The Co-op’s food business delivered a like-for-like sales boost of 0.4%, offsetting falls in its funerals, insurance and legal services divisions. It’s managed to shed around £600m of net debt, which now stands at £808m.
There’s much to be done though. The company said it was now out of the ‘rescue’ stage and into the ‘rebuild’ stage of its turnaround plan. Pennycook admitted that its good profit figures were largely thanks to the disposal of its farms, pharmacy business and other property.
‘Without these we would, at best, have broken even,’ he said. ‘Against that backdrop, and given the need to invest in all our businesses, the board will not be recommending a dividend to members and believes that a resumption of dividend payments is unlikely until the rebuild phase is complete and we have returned to sustainable profitable growth.’

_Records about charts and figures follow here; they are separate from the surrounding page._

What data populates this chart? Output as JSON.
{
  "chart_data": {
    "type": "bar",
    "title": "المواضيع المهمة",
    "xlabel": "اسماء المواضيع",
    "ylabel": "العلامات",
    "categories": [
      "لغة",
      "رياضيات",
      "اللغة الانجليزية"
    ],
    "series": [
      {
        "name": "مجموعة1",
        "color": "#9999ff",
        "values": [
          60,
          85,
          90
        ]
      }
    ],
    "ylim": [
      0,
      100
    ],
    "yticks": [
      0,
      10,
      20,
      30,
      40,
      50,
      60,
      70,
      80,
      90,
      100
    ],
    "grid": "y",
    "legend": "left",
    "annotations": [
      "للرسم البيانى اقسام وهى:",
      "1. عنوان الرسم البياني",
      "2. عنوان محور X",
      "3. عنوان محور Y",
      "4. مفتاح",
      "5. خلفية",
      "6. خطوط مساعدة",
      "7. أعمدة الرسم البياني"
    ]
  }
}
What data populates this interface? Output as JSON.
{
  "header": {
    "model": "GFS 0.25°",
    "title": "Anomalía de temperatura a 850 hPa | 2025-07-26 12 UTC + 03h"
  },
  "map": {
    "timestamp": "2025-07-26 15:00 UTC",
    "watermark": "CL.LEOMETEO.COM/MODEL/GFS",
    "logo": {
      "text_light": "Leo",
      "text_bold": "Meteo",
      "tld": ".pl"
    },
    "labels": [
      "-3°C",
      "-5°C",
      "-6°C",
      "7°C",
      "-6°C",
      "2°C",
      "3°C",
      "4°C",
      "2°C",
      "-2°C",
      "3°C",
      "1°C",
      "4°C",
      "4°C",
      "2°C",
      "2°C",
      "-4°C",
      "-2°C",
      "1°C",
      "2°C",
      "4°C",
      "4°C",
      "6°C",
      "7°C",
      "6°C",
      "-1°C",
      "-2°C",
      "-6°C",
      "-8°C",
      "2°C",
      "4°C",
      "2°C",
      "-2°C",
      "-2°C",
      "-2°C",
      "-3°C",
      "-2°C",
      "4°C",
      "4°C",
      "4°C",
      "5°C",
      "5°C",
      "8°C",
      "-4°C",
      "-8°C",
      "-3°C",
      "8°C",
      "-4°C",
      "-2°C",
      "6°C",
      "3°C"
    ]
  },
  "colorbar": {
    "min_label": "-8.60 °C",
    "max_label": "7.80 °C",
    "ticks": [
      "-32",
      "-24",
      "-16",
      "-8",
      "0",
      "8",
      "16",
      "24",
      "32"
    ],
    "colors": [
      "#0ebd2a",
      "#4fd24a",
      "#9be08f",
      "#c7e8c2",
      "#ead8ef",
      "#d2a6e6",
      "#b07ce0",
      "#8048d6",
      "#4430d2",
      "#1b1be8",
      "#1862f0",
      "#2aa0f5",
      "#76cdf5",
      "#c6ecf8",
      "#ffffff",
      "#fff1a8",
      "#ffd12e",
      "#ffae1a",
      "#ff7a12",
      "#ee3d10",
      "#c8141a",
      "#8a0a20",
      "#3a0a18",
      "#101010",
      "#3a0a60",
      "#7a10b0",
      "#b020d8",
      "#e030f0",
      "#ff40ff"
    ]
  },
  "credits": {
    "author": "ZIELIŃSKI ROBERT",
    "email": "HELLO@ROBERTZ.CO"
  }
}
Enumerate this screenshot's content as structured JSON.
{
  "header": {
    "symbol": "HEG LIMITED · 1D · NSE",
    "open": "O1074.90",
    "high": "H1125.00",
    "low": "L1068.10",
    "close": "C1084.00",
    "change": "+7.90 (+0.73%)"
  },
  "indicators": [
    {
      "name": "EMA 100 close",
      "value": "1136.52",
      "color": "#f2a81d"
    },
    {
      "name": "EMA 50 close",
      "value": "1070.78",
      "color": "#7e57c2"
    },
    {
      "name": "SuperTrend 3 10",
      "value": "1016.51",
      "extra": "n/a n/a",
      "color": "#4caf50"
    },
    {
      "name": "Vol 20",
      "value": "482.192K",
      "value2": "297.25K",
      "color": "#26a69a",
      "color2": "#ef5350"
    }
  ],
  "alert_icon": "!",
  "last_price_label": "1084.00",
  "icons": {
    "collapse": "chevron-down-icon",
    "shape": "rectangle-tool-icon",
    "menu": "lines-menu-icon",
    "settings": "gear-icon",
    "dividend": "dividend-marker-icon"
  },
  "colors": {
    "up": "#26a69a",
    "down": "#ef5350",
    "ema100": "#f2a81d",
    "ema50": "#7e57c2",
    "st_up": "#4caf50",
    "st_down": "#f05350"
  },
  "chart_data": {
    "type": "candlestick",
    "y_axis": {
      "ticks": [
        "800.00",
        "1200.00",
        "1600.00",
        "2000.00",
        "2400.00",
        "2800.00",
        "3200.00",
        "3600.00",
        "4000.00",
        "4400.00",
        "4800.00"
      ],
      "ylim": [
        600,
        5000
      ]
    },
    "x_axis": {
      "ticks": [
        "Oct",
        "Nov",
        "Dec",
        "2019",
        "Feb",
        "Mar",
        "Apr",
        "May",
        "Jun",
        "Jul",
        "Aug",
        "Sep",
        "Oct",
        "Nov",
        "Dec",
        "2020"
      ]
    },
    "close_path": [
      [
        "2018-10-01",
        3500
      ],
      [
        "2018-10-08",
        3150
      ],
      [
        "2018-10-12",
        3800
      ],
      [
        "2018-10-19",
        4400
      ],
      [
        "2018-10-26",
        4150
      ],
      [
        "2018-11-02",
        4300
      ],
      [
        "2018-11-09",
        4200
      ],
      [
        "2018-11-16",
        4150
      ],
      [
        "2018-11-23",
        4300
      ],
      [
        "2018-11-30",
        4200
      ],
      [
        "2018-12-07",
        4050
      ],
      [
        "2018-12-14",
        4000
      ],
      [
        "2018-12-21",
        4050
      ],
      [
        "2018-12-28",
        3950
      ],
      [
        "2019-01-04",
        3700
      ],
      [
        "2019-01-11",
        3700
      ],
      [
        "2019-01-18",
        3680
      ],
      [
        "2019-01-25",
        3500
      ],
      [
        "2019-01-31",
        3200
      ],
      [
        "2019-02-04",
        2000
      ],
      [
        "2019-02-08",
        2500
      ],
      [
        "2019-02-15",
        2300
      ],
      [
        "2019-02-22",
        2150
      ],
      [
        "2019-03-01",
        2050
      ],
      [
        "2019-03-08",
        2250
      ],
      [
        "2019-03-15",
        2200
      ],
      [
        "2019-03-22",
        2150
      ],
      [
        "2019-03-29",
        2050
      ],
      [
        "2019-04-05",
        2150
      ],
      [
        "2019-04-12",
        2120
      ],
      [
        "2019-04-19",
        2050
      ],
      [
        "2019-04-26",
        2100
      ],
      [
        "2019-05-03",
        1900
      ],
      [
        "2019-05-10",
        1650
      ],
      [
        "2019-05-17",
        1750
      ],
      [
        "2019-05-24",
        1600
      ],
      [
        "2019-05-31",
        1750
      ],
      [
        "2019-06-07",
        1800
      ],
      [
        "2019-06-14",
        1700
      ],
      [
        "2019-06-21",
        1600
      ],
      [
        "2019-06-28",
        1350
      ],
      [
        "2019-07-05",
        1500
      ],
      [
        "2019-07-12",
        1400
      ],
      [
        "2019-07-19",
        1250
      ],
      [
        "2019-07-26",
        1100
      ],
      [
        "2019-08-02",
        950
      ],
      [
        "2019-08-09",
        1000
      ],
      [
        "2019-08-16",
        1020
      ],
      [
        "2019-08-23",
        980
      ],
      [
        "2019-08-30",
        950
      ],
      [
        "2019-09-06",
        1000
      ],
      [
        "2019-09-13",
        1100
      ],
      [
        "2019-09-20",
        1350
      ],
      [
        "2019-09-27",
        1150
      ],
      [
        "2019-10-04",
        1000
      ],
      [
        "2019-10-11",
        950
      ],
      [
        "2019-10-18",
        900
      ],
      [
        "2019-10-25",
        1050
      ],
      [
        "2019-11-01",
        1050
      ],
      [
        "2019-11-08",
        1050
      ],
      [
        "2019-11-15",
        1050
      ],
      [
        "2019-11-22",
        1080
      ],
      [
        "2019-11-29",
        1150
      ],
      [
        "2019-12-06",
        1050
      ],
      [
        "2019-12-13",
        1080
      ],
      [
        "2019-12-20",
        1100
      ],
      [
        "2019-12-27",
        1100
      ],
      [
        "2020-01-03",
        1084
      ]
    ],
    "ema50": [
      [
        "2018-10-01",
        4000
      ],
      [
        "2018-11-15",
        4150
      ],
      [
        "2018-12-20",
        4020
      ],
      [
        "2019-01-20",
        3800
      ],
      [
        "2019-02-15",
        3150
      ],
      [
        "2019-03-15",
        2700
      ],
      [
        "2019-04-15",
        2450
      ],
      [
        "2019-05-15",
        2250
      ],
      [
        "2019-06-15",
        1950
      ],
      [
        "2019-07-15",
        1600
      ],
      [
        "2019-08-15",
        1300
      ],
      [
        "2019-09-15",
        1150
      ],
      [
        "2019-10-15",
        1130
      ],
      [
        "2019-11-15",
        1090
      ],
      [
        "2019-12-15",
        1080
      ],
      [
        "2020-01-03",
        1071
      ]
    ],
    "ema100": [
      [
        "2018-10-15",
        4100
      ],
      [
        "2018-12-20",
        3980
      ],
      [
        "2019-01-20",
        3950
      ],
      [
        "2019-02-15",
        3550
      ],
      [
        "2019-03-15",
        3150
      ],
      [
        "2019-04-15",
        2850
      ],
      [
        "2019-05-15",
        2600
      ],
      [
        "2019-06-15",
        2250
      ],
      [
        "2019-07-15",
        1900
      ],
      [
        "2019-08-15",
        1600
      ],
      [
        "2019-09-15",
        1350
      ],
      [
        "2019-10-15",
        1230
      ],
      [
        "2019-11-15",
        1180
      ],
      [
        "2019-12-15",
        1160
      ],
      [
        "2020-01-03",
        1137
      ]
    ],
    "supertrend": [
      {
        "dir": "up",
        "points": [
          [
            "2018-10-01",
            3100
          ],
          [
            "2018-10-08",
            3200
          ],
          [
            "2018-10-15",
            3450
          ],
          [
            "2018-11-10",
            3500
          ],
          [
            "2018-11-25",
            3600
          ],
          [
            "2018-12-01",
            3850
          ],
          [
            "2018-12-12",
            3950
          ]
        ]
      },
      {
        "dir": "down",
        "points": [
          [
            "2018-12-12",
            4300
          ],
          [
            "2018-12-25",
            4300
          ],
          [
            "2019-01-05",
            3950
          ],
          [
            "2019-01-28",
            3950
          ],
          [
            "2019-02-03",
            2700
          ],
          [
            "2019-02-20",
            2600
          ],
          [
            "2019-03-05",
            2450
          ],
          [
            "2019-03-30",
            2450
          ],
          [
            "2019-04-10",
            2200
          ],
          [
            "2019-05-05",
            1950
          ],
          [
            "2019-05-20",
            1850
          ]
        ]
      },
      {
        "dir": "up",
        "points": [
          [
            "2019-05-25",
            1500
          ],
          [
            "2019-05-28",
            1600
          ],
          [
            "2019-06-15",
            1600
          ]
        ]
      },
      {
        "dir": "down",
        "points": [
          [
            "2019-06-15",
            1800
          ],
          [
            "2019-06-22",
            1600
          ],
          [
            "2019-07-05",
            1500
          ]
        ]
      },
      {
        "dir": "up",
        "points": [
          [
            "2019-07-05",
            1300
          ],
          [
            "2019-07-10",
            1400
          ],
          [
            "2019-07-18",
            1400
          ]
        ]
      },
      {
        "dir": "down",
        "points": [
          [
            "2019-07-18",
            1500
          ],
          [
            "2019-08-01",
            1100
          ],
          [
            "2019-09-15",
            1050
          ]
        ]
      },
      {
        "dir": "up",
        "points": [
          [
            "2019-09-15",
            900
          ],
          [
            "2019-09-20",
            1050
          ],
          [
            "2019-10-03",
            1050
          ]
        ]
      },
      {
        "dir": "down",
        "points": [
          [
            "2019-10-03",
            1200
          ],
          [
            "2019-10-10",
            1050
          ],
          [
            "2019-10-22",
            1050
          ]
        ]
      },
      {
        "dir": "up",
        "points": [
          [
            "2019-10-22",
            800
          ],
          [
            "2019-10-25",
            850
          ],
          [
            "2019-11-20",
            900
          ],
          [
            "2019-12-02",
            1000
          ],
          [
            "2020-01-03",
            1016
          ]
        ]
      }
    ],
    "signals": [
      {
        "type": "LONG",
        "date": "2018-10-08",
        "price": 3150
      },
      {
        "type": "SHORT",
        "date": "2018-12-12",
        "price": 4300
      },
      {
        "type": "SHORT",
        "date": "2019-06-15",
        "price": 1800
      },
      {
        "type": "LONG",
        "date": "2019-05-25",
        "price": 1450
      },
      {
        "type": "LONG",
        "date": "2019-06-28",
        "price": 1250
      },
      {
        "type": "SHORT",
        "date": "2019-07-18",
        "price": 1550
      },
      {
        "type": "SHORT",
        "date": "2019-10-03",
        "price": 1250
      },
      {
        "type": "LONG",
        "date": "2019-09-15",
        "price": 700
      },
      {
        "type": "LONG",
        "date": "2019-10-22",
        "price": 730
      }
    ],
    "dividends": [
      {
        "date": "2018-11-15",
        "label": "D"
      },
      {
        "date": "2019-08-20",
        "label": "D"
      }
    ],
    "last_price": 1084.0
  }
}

The Co-op’s woes began in May 2013 when Moody’s downgraded its bank division by six notches to junk status and in August that year it revealed pre-tax losses of £709m. The arrest of former chairman Paul Flowers over drug allegations that November didn’t exactly help matters either.
Its reputation was dealt another blow when chief exec Euan Sutherland left last March after less than a year in the job, describing the company as ‘ungovernable’. It seems Pennycook was keen to prove him wrong, and while today's results are a step in the right direction, it's clear he's got a long way to go.